Hi all bought my first motorhome last week drove home great every thing works was really happy until this morning. Water everywhere the roof leaks quite bad, ordered a new vent but the roof from the dome back about 5ft seems very wet any advice would be most welcom. And could anyone tell me the best way to remove the side cuboards so I can get the interior roof panels down.
Many thanks in advance
Steve very green newbie


----------



## Bobmarley3 (Oct 12, 2011)

Surely this is a problem to be sorted under warranty by whoever you bought the m/h from


----------



## alfasteve (Nov 22, 2012)

Bought it private sale so no comeback have to sort it myself.


----------



## Bobmarley3 (Oct 12, 2011)

That's tough. Hope they made you aware of the problem before you bought so that price you paid reflected it. If they didn't tell you it could be a trading standards job.

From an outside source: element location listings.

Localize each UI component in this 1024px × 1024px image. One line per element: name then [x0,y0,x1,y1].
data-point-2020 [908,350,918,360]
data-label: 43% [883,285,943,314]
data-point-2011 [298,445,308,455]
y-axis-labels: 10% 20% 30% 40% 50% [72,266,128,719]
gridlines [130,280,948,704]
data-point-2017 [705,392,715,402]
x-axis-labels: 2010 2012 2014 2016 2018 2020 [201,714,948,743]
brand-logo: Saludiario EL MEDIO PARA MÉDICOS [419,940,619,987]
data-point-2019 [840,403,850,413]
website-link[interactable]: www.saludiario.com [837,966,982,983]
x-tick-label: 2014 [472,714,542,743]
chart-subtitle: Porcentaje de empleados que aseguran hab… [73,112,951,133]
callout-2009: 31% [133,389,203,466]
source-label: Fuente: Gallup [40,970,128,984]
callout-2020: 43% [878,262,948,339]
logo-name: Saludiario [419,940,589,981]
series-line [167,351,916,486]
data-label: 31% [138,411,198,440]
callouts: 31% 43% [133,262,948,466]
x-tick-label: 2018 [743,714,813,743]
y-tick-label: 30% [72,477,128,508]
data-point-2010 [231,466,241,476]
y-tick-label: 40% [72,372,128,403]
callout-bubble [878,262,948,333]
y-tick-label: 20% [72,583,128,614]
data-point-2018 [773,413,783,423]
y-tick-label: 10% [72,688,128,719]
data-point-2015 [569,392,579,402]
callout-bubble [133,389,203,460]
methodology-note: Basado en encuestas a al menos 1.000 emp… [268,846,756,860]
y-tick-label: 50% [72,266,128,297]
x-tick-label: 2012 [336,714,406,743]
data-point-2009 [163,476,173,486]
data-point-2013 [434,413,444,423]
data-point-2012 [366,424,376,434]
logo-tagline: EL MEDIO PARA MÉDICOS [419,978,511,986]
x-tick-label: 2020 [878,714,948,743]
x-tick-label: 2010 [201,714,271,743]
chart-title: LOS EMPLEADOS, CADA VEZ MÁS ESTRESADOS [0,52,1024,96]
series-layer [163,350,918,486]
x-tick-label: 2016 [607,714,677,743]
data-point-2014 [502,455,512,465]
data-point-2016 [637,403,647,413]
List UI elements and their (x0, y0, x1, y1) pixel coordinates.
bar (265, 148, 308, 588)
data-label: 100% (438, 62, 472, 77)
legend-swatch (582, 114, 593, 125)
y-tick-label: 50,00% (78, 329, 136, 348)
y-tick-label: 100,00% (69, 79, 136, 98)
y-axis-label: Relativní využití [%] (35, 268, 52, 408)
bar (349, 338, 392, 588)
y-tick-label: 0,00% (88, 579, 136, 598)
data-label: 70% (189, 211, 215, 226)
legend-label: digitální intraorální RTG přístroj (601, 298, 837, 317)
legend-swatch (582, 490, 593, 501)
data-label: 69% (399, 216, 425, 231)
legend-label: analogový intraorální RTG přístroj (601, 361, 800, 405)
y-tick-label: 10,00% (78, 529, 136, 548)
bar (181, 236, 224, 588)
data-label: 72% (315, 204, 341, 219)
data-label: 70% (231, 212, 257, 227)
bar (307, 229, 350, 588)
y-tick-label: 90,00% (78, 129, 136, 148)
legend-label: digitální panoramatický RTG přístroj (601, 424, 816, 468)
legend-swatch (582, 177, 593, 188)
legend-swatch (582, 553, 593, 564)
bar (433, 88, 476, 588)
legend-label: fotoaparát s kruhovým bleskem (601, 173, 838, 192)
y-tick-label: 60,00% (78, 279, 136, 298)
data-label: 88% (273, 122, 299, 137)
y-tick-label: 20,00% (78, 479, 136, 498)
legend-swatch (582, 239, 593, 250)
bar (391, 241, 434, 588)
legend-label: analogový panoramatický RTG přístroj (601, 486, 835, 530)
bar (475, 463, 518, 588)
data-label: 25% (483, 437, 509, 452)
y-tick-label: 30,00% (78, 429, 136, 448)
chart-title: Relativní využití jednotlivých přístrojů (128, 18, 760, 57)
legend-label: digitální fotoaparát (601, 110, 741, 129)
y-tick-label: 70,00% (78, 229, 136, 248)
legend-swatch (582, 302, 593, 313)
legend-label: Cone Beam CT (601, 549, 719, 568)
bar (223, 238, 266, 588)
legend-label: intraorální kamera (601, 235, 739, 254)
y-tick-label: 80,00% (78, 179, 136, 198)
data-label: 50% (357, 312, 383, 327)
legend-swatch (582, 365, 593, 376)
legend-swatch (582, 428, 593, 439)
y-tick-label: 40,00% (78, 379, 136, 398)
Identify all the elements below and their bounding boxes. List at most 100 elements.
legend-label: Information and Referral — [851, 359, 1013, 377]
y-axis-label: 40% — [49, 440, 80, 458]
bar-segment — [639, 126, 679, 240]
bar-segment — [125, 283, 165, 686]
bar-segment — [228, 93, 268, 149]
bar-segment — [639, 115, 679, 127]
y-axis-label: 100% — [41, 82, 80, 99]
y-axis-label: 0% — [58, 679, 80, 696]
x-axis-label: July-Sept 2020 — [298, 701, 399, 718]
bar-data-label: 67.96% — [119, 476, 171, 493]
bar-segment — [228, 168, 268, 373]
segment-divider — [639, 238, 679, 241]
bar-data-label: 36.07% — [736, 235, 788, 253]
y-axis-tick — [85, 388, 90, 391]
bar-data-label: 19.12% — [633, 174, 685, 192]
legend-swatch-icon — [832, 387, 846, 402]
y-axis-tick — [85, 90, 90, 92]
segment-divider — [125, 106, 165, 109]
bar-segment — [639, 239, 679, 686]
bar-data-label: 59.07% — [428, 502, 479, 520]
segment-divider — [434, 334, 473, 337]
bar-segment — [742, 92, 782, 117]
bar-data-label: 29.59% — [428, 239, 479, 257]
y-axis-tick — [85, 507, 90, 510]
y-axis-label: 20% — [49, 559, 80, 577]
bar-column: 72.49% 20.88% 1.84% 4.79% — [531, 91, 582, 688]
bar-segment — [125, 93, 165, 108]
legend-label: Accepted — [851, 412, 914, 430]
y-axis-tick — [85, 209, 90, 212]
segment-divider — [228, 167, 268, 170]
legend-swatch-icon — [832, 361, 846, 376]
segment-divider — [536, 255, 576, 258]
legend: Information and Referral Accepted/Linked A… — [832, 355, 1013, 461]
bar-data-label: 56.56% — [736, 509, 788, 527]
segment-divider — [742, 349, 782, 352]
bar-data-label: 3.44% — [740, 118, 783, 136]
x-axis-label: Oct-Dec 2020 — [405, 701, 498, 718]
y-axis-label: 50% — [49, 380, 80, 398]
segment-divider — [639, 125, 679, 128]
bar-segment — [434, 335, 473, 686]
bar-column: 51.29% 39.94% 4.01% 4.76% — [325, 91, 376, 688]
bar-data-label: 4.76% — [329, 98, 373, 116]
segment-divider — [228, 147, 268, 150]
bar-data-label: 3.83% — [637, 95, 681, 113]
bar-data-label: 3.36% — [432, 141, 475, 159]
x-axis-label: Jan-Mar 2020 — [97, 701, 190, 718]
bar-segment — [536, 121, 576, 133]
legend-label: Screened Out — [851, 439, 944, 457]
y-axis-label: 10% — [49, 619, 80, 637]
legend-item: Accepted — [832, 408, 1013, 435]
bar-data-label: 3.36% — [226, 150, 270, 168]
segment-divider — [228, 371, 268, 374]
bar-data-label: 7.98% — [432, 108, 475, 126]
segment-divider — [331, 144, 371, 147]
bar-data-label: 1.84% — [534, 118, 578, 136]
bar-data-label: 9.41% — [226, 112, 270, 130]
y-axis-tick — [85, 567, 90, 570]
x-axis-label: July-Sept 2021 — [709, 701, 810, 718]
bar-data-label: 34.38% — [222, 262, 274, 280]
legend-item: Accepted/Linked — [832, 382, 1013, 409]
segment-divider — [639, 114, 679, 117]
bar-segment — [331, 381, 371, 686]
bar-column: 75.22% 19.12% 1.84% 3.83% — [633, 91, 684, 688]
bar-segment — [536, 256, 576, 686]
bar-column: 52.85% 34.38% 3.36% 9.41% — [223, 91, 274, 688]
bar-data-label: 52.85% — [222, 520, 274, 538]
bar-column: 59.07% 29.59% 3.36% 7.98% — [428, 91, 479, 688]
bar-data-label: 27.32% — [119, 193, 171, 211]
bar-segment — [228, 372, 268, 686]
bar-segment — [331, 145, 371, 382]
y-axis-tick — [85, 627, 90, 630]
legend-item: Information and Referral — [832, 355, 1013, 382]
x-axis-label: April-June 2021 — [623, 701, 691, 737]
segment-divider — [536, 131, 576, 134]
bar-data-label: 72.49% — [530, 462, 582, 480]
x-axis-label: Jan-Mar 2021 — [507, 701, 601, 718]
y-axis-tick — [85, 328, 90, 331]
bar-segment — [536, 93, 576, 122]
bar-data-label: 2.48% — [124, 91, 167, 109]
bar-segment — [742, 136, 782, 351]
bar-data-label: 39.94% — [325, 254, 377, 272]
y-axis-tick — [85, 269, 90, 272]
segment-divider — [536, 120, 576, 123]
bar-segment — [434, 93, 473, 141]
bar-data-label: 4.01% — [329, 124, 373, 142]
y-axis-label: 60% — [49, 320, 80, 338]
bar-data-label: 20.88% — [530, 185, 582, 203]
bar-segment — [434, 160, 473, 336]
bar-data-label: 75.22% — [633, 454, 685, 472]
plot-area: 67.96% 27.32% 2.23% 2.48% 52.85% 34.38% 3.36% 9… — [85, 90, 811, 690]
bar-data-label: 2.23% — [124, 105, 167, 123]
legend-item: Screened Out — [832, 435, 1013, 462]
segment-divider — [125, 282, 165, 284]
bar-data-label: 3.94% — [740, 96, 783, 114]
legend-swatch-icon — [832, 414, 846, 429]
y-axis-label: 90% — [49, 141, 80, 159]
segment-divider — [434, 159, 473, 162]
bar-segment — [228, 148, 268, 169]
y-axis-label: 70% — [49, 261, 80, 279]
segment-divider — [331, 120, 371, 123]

Have a look at this thread for parts info
linky thingy


----------



## alfasteve (Nov 22, 2012)

Thanks just wish it would stop raining then I could do something about it


----------



## whistlinggypsy (May 1, 2005)

Steve, please PM me your contact No. or email address as I know someone who can help you, as they have been there where you are now and had a successful outcome.

As pointed out Steve your cannot PM me so please call me at 07506 378737.

Regards

Bob


----------



## DTPCHEMICALS (Jul 24, 2006)

Steve is not a subscriber so cannot PM you.
Dave p


----------